Ancak bu yasakların işe yaramadığını belirten Ahmet Ümit, şöyle konuştu: “Türkiye tarihi boyunca da Osmanlı döneminde de yaramadı çünkü bizim böyle olumlu bir geleneğimiz var. Osmanlı’dan bu yana aydınlarımız, yazarlarımız hep muhalif olmayı seçtiler. Namık Kemal’den bu yana diyelim, hatta ondan öncesinden beri ve elbette devletin o baskıcı gücüyle tanıştılar, sürgünlere gittiler, hapislerde yattılar… Nâzım Hikmet 15 yıl kadar hapis yattı, Sabahattin Ali öldürüldü, daha pek çok yazarımız hapislerde çürütüldü, Sivas’ta yakılmak istendi… Sonuçta bunlar hiçbir işe yaramadı. AKP iktidarı kendilerinin de kabul ettiği gibi kültür alanında hegemonya oluşturamadı ve sonuçta kültür kalıcı olandır, politika geçici, güncel olandır. Sansürle, baskıyla, işkenceyle, yasaklamayla sanatsal kültürü ortadan kaldırmak bugüne kadar ülkemizde de dünyada da mümkün olmadı, bundan sonra da olmayacak.”

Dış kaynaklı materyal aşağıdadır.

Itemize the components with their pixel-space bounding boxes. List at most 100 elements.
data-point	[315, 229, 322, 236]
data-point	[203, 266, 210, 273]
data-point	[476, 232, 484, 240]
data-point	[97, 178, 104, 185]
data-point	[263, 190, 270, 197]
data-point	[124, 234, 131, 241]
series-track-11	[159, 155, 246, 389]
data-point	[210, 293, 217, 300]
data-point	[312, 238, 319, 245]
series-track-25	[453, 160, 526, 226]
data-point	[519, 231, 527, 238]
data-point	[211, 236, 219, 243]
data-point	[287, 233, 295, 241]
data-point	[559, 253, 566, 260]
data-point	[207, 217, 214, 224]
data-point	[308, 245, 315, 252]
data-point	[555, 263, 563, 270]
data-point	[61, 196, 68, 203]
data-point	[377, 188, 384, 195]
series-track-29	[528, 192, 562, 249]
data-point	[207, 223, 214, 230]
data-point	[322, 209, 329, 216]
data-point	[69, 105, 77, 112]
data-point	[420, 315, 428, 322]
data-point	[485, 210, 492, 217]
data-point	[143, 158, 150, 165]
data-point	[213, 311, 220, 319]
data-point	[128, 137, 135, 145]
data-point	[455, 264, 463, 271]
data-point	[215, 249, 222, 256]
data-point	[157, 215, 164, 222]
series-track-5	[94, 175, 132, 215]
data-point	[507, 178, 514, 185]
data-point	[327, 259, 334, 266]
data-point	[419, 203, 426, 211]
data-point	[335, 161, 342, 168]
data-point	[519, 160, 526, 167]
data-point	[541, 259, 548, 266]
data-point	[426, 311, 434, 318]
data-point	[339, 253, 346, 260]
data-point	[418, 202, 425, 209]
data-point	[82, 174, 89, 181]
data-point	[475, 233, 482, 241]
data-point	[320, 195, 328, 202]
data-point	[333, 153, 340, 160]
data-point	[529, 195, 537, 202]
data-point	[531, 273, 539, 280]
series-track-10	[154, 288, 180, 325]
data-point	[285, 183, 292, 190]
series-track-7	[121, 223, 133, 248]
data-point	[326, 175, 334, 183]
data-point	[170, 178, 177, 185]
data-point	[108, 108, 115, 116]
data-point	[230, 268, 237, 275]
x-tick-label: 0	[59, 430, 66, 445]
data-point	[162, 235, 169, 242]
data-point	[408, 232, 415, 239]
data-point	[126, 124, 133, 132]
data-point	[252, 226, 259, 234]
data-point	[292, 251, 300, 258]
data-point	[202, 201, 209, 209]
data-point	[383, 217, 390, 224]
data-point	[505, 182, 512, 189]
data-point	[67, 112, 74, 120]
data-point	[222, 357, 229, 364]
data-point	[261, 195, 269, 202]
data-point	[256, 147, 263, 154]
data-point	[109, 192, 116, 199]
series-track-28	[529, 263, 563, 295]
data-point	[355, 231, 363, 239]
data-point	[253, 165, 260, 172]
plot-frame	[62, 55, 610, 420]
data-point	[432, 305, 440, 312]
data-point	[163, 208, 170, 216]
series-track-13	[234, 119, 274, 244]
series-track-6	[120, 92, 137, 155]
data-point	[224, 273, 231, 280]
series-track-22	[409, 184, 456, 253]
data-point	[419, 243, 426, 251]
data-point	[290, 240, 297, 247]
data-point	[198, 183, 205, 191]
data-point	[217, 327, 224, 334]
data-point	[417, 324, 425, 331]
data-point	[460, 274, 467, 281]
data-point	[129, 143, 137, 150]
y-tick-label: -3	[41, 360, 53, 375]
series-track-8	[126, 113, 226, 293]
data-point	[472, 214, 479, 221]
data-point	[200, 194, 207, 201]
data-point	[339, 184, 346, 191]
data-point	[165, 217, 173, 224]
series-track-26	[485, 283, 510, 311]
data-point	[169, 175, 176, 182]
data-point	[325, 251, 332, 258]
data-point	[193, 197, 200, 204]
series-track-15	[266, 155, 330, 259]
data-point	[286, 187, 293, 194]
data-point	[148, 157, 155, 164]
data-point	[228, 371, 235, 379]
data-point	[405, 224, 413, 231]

“Değersizleştirme hakim kılındı”

AKP iktidarıyla geçen 20 yıllık dönemde Türkiye’nin en çok hangi alanda yara aldığını değerlendiren Ahmet Ümit, “AKP’nin ülkeye verdiği en büyük zarar bence değersizleştirmeyi maalesef hakim kılmasıdır. Bunu biz kendi aralarında liyakatsızlaştırma olarak da görebiliriz. Bayağılığın zerafete üstün gelmesidir, cehaletin bilgiye üstün gelmesidir, kaba gücün hakka üstün gelmesidir” dedi.

Ümit, son depremin de bunun çok acı bir örneği olduğunu ifade etti. Ümit, “İlk üç gün içinde oraya gidilememesi, insanlara ulaşılamaması, hala enkazların altında insanlarımızın cansız bedenlerinin duruyor olması, hala büyük bir karmaşanın sürüyor olması, ekonominin düştüğü durum, korkunç bir şekilde ahlaki çöküntünün bu kadar yaygınlık kazanması... Türkiye’nin hiçbir döneminde bu kadar büyük ahlaki çöküntü olduğunu zannetmiyorum; hırsızlık, yolsuzluk almış başını gidiyor, korkunç bir dönem. Burada önemli olan şu, tek parti iktidarı, başka görüşlere izin vermemek ve bunun özellikle de siyasal İslam temelli olması bütün bu büyük yıkımın gerçekleşmesine yol açtı” diye konuştu.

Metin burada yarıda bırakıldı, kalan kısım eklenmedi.